Forces widows face 'moral penalty' of lost pensions
Campaigners have called on ministers to change rules that mean 80 service widows a year have their pensions taken away.
Currently, if a member of the armed forces dies while off duty, the Ministry of Defence makes their widow give up their spouse's pension if they remarry or cohabit.
The rule has been in place since 1973.
BBC News website readers have been sharing their views on the issue.
Patricia Crabtree, Sleaford, Lincolnshire
My first husband was Warrant Officer GB Wallis. He served in the RAF for over 30 years and died in April 1992.
I was left with four teenage sons to bring up and initially I was awarded the basic RAF pension.
I spoke to a member of the British Legion telling them that my husband had died as a result of a misdiagnosis of cancer when he left the service.
He took premature voluntary release after returning home.
The British Legion took up my case with the MoD and I was subsequently awarded a war widow's pension.
I remarried in 1999 and had not realised that I would lose my pension. So when the MoD contacted me to return the pension payments made since my remarriage it caused me and my new husband some financial stress.
I now only get about £300 per month pension at the age of 71.
I think the changes would be one of the best things to happen.
They would be recognition of all the work that ex-servicemen and their wives do. Having a spouse in the forces means a huge amount of upheaval.
My husband gave over 30 years of his life to service for his country and it seems rather bad that in return all his family gets is £300 per month.
Malcolm Halliwell, Ramsey, Cambridgeshire
I served 40 years in the RAF and, until I read this article, I did not know that my wife could end up in this situation were anything to happen to me.
I feel genuinely aggrieved that one of the real benefits of my lifetime of service - my pension - does not have the survivor benefits that I had expected.
The fact that my wife might have to face the choice between losing her financial independence or loneliness in later life is shocking.
I left the RAF in 2008 and had served since I was a boy apprentice in 1969, so I'd built up the maximum possible pension entitlement.
I always believed that there would be something to look after my wife when I die.
What a terrible choice to have to make, between money or a new loving relationship - it is mean and archaic of the MoD.
It is a moral penalty and it needs to be addressed.
I hope that the government listens to this lobby.
Amanda Oliver, Worcester
Both my husband and I served in the British Army, he for 26 years. I left after nine years to start a new career and have children.
My husband retired in about 1995 after being commissioned from the ranks in a very successful career.
In 2001 he died at the age of 49 from a brain tumour, just six months after diagnosis. Our two daughters were six and 11 and I was just 40 years old.
Fortunately we received a pension so I was able to leave a very senior position at work and take some time out to dedicate to the children.
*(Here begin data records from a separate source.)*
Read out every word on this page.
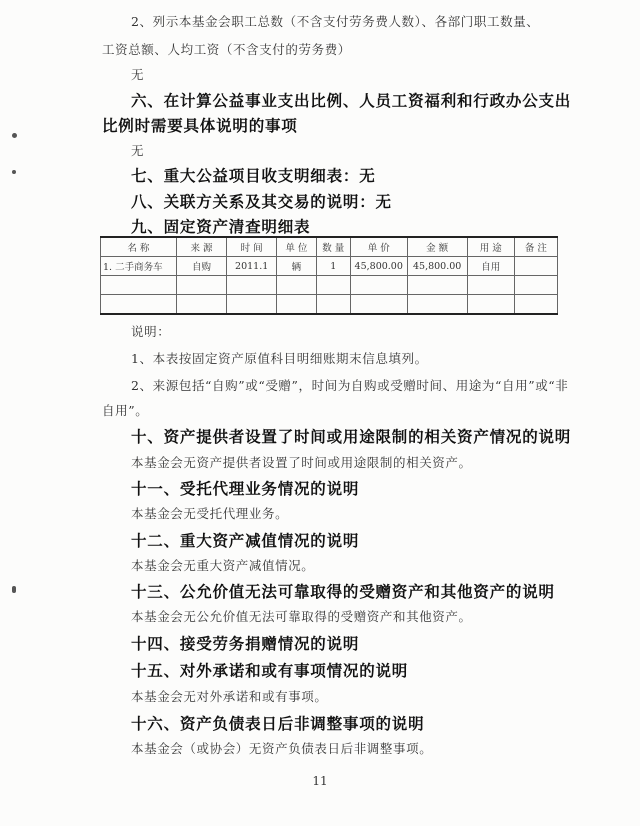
2、列示本基金会职工总数（不含支付劳务费人数）、各部门职工数量、
工资总额、人均工资（不含支付的劳务费）
无
六、在计算公益事业支出比例、人员工资福利和行政办公支出
比例时需要具体说明的事项
无
七、重大公益项目收支明细表：无
八、关联方关系及其交易的说明：无
九、固定资产清查明细表
名 称	来 源	时 间	单 位	数 量	单 价	金 额	用 途	备 注
1. 二手商务车	自购	2011.1	辆	1	45,800.00	45,800.00	自用	

说明：
1、本表按固定资产原值科目明细账期末信息填列。
2、来源包括“自购”或“受赠”，时间为自购或受赠时间、用途为“自用”或“非
自用”。
十、资产提供者设置了时间或用途限制的相关资产情况的说明
本基金会无资产提供者设置了时间或用途限制的相关资产。
十一、受托代理业务情况的说明
本基金会无受托代理业务。
十二、重大资产减值情况的说明
本基金会无重大资产减值情况。
十三、公允价值无法可靠取得的受赠资产和其他资产的说明
本基金会无公允价值无法可靠取得的受赠资产和其他资产。
十四、接受劳务捐赠情况的说明
十五、对外承诺和或有事项情况的说明
本基金会无对外承诺和或有事项。
十六、资产负债表日后非调整事项的说明
本基金会（或协会）无资产负债表日后非调整事项。
11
Two years later I met my now husband of 10 years and, after a year of dating, we moved in together.
This meant that I lost both my army and government pension, and my new husband had to take on the brunt of our finances while I looked for a new job and returned to the workplace.
He had a family from a previous relationship, so until I could find work he was supporting his family and mine.
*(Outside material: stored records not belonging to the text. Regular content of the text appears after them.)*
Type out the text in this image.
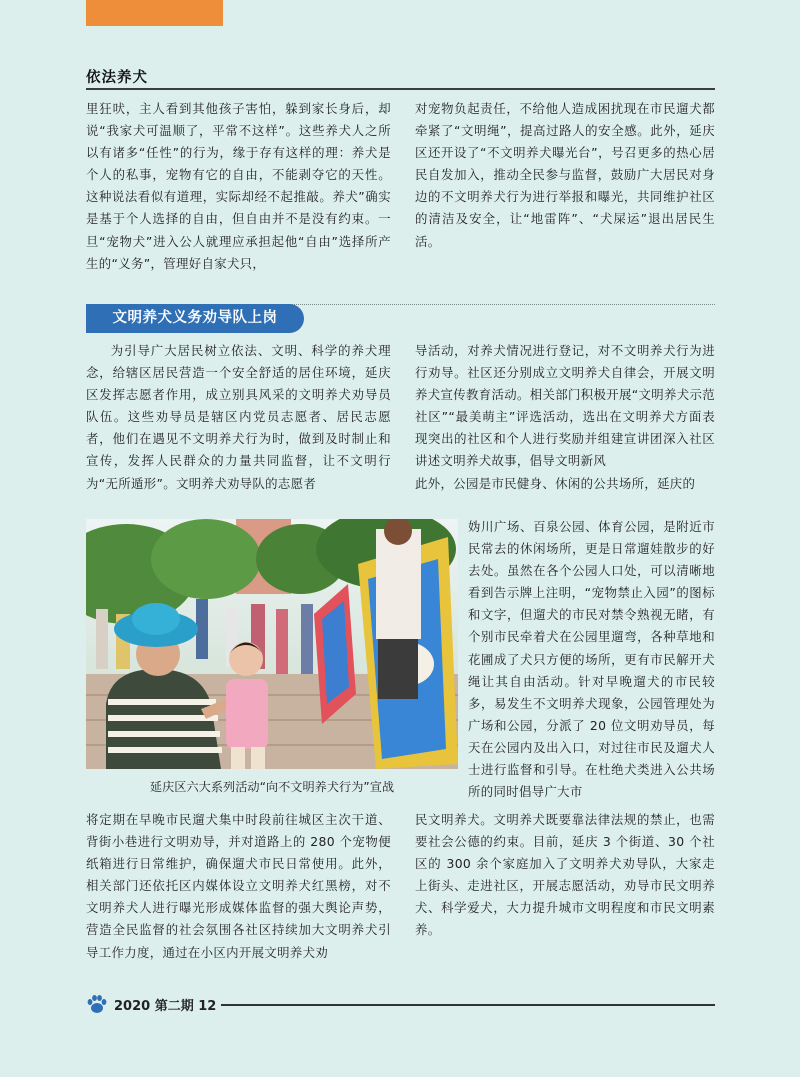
依法养犬

里狂吠，主人看到其他孩子害怕，躲到家长身后，却说“我家犬可温顺了，平常不这样”。这些养犬人之所以有诸多“任性”的行为，缘于存有这样的理：养犬是个人的私事，宠物有它的自由，不能剥夺它的天性。这种说法看似有道理，实际却经不起推敲。养犬”确实是基于个人选择的自由，但自由并不是没有约束。一旦“宠物犬”进入公人就理应承担起他“自由”选择所产生的“义务”，管理好自家犬只，

对宠物负起责任，不给他人造成困扰现在市民遛犬都牵紧了“文明绳”，提高过路人的安全感。此外，延庆区还开设了“不文明养犬曝光台”，号召更多的热心居民自发加入，推动全民参与监督，鼓励广大居民对身边的不文明养犬行为进行举报和曝光，共同维护社区的清洁及安全，让“地雷阵”、“犬屎运”退出居民生活。

文明养犬义务劝导队上岗

为引导广大居民树立依法、文明、科学的养犬理念，给辖区居民营造一个安全舒适的居住环境，延庆区发挥志愿者作用，成立别具风采的文明养犬劝导员队伍。这些劝导员是辖区内党员志愿者、居民志愿者，他们在遇见不文明养犬行为时，做到及时制止和宣传，发挥人民群众的力量共同监督，让不文明行为“无所遁形”。文明养犬劝导队的志愿者

导活动，对养犬情况进行登记，对不文明养犬行为进行劝导。社区还分别成立文明养犬自律会，开展文明养犬宣传教育活动。相关部门积极开展“文明养犬示范社区”“最美萌主”评选活动，选出在文明养犬方面表现突出的社区和个人进行奖励并组建宣讲团深入社区讲述文明养犬故事，倡导文明新风

此外，公园是市民健身、休闲的公共场所，延庆的

妫川广场、百泉公园、体育公园，是附近市民常去的休闲场所，更是日常遛娃散步的好去处。虽然在各个公园人口处，可以清晰地看到告示牌上注明，“宠物禁止入园”的图标和文字，但遛犬的市民对禁令熟视无睹，有个别市民牵着犬在公园里遛弯，各种草地和花圃成了犬只方便的场所，更有市民解开犬绳让其自由活动。针对早晚遛犬的市民较多，易发生不文明养犬现象，公园管理处为广场和公园，分派了 20 位文明劝导员，每天在公园内及出入口，对过往市民及遛犬人士进行监督和引导。在杜绝犬类进入公共场所的同时倡导广大市

延庆区六大系列活动“向不文明养犬行为”宣战

将定期在早晚市民遛犬集中时段前往城区主次干道、背街小巷进行文明劝导，并对道路上的 280 个宠物便纸箱进行日常维护，确保遛犬市民日常使用。此外，相关部门还依托区内媒体设立文明养犬红黑榜，对不文明养犬人进行曝光形成媒体监督的强大舆论声势，营造全民监督的社会氛围各社区持续加大文明养犬引导工作力度，通过在小区内开展文明养犬劝

民文明养犬。文明养犬既要靠法律法规的禁止，也需要社会公德的约束。目前，延庆 3 个街道、30 个社区的 300 余个家庭加入了文明养犬劝导队，大家走上街头、走进社区，开展志愿活动，劝导市民文明养犬、科学爱犬，大力提升城市文明程度和市民文明素养。

2020 第二期 12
During the six months of my husband's terminal illness, one thing that helped through the madness was the knowledge that the 26 years of paying into his pension would ensure our financial security once he had died.
How unfair to pay into a scheme for 26 years and then have to make a choice between a secure financial future or a life as a complete family in a loving relationship.
When I informed the pension personnel of my changed state, i.e. cohabiting, he said that he hoped it was true love as I was giving up a lot of money, around £1,500 to £2,000 per month.
I said then that I was sure I was making the right choice, but why have that choice forced on me?